Scharfsichtige Kenner des Befragungsgeschäfts werden wahrscheinlich bemerken, daß es aus dem Wald so heraustönt, wie man hineinruft. Daß die Fragenden den Befragten viele positive "Bilder" angeboten haben, ist wahr, und wer greift nicht lieber am Büffet nach den angenehmen Speisen als den heiklen. Aber dennoch machte man es sich zu leicht, wenn man das harmonische Selbstbild der Deutschen von 2005 nur für eine demoskopische Konstruktion hielte. Was die Zahlen lehren, ist die Wahrheit: Die Deutschen leben in ihren Gefühlen dort, wo sie eigentlich immer hingehört haben, im Gehäuse der europäischen Werte von Freiheit, Gleichheit und Brüderlichkeit. Die heutigen Deutschen sind in den Tiefenschichten ihrer nationalen Mentalität ihren europäischen Nachbarn zum Verwechseln ähnlich. Gerade weil sie die totale Zerstörung ihres Lebenshauses noch so gut erinnern, sind sie gänzlich desinteressiert an anderen Grundwerten als denen, die allen Menschen guten Willens gleich heilig sind. Was an national Eigentümlichem noch übrig ist, daß schleift das große Mahlwerk der kulturellen Globalisierung ab.

Für die politische Pädagogik sollte der exakt gemessene Seelenzustand der Deutschen Anlaß zur kritischen Selbstprüfung werden. Denn nicht nur an den Gedenktagen, die an die Geschichte des bösen Deutschland vor 1945 erinnern, kursieren ganz andere demoskopische Statistiken durch die Öffentlichkeit. In ihnen ist davon die Rede, daß weiterhin die Versuchung zu unfreiheitlichem Denken die kollektive Mentalität bedrohe. Mich würde schon lebhaft interessieren, welche von beiden Demoskopien denn nun den schärferen Röntgenblick in die Seele der Deutschen hat? Vielleicht läßt sich das Rätsel dadurch lösen, daß man das Grundprinzip der Demokratie, die Entscheidungsfindung durch Mehrheitsentscheid, auch in der Mentalitätsforschung ernst nimmt.

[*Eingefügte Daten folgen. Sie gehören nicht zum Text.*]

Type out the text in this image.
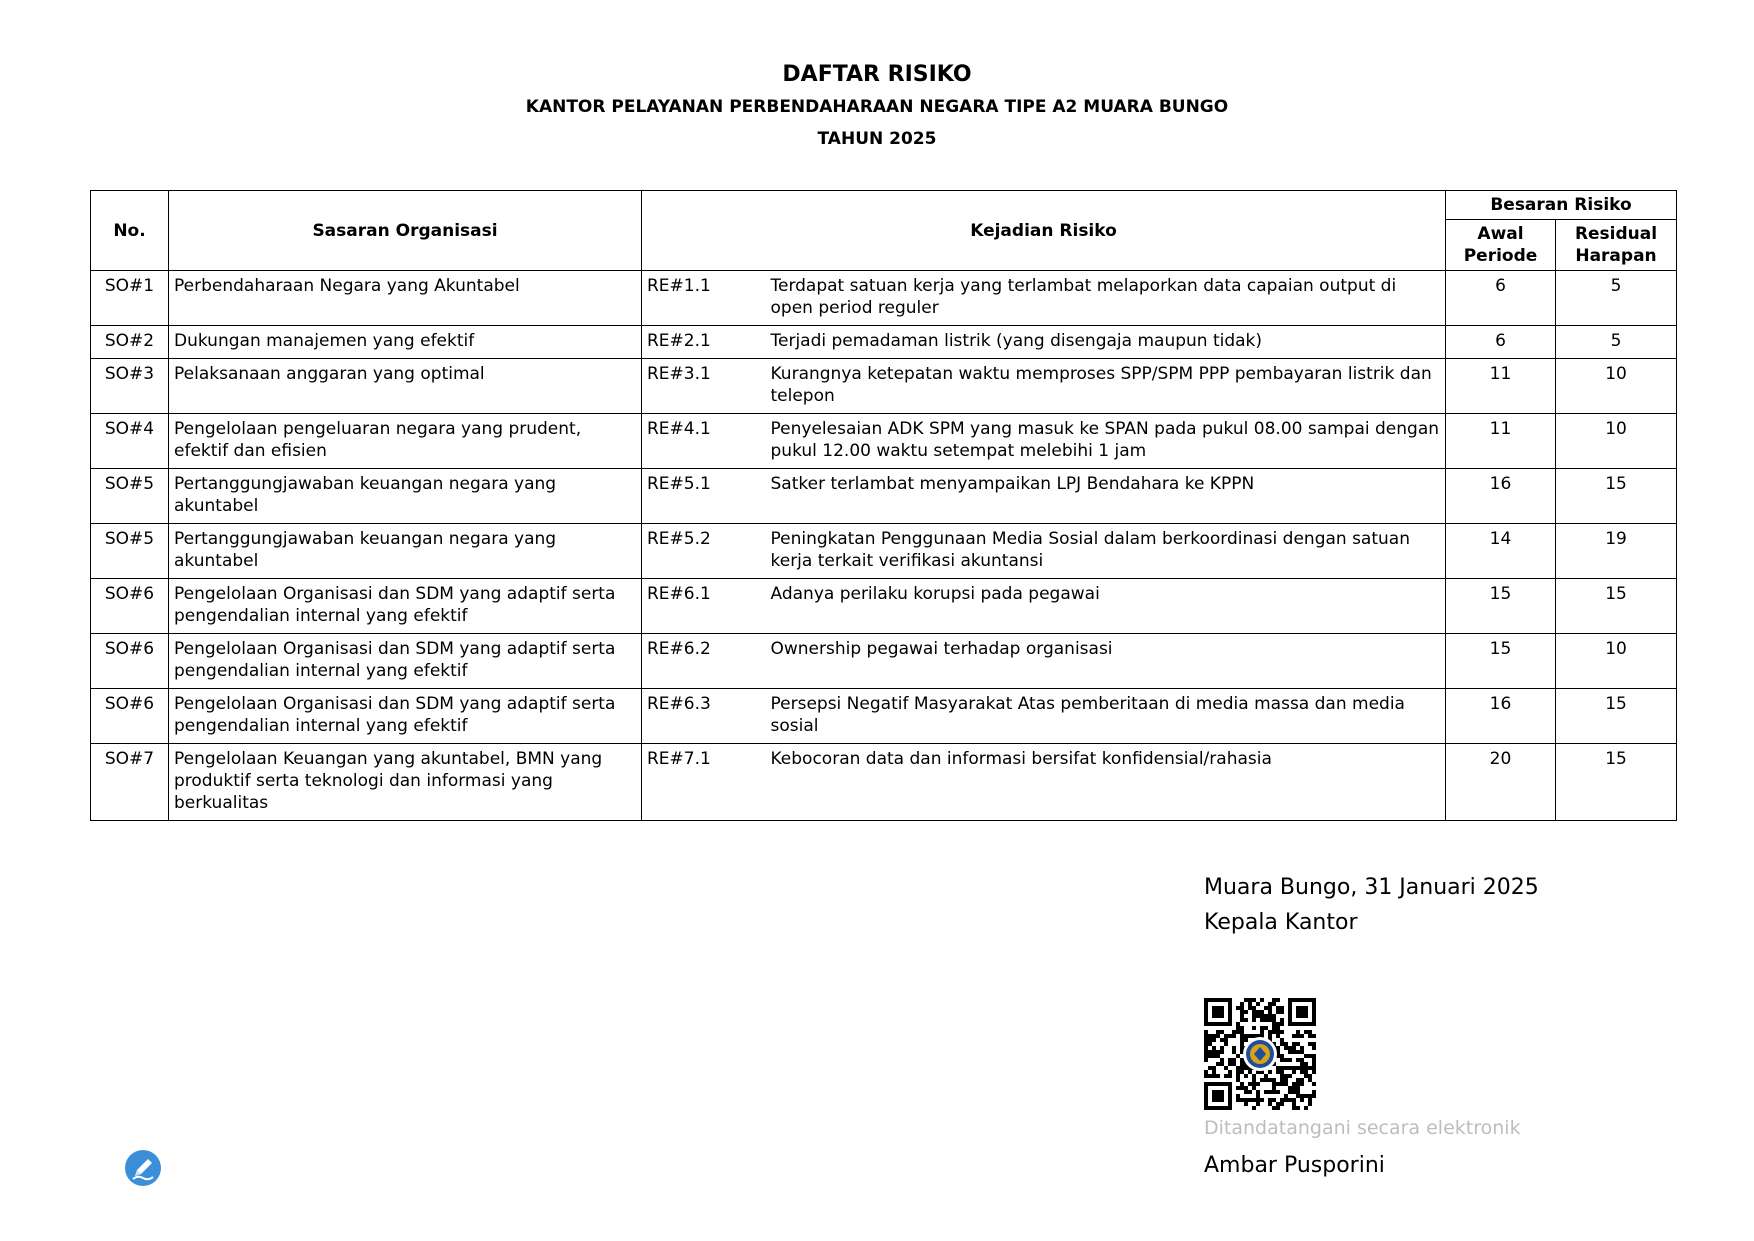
DAFTAR RISIKO
KANTOR PELAYANAN PERBENDAHARAAN NEGARA TIPE A2 MUARA BUNGO
TAHUN 2025
No.	Sasaran Organisasi	Kejadian Risiko		Besaran Risiko	
				Awal Periode	Residual Harapan
SO#1	Perbendaharaan Negara yang Akuntabel	RE#1.1	Terdapat satuan kerja yang terlambat melaporkan data capaian output di open period reguler	6	5
SO#2	Dukungan manajemen yang efektif	RE#2.1	Terjadi pemadaman listrik (yang disengaja maupun tidak)	6	5
SO#3	Pelaksanaan anggaran yang optimal	RE#3.1	Kurangnya ketepatan waktu memproses SPP/SPM PPP pembayaran listrik dan telepon	11	10
SO#4	Pengelolaan pengeluaran negara yang prudent, efektif dan efisien	RE#4.1	Penyelesaian ADK SPM yang masuk ke SPAN pada pukul 08.00 sampai dengan pukul 12.00 waktu setempat melebihi 1 jam	11	10
SO#5	Pertanggungjawaban keuangan negara yang akuntabel	RE#5.1	Satker terlambat menyampaikan LPJ Bendahara ke KPPN	16	15
SO#5	Pertanggungjawaban keuangan negara yang akuntabel	RE#5.2	Peningkatan Penggunaan Media Sosial dalam berkoordinasi dengan satuan kerja terkait verifikasi akuntansi	14	19
SO#6	Pengelolaan Organisasi dan SDM yang adaptif serta pengendalian internal yang efektif	RE#6.1	Adanya perilaku korupsi pada pegawai	15	15
SO#6	Pengelolaan Organisasi dan SDM yang adaptif serta pengendalian internal yang efektif	RE#6.2	Ownership pegawai terhadap organisasi	15	10
SO#6	Pengelolaan Organisasi dan SDM yang adaptif serta pengendalian internal yang efektif	RE#6.3	Persepsi Negatif Masyarakat Atas pemberitaan di media massa dan media sosial	16	15
SO#7	Pengelolaan Keuangan yang akuntabel, BMN yang produktif serta teknologi dan informasi yang berkualitas	RE#7.1	Kebocoran data dan informasi bersifat konfidensial/rahasia	20	15
Muara Bungo, 31 Januari 2025
Kepala Kantor
Ditandatangani secara elektronik
Ambar Pusporini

Es gibt eine unübersehbare Literatur, die von den "schwierigen" und den "gefährdeten" Deutschen handelt. Es gibt eine verschwindend kleine Literatur, die von den "Stillen im Lande" handelt, von denen, die unsere Gesellschaft zusammenhalten. Die Extremen sind auffälliger, journalistisch auch interessanter als die Durchschnittlichen. Daß denen, welche den Schritt weg vom Wege des freiheitlichen Common sense getan haben oder vielleicht tun könnten, unter die Arme gegriffen werden muß, notfalls unmißverständlich, das ist das eine. Aber die künstlich wachgehaltene Sorge, all unser demokratisches Leben und Treiben spiele sich auf schwankendem Boden ab, kann endlich ins Archiv deutscher Neurosen abgelegt werden.

Was ist typisch deutsch? Das typisch Menschliche: Stolz aufs gemeinsam Vollbrachte, Freude am Leben, so wie es der Gattung Mensch eingeboren ist: in Freiheit.

Christoph Stölzl ist Historiker und Gründungsdirektor des Deutschen Historischen Museums Berlin.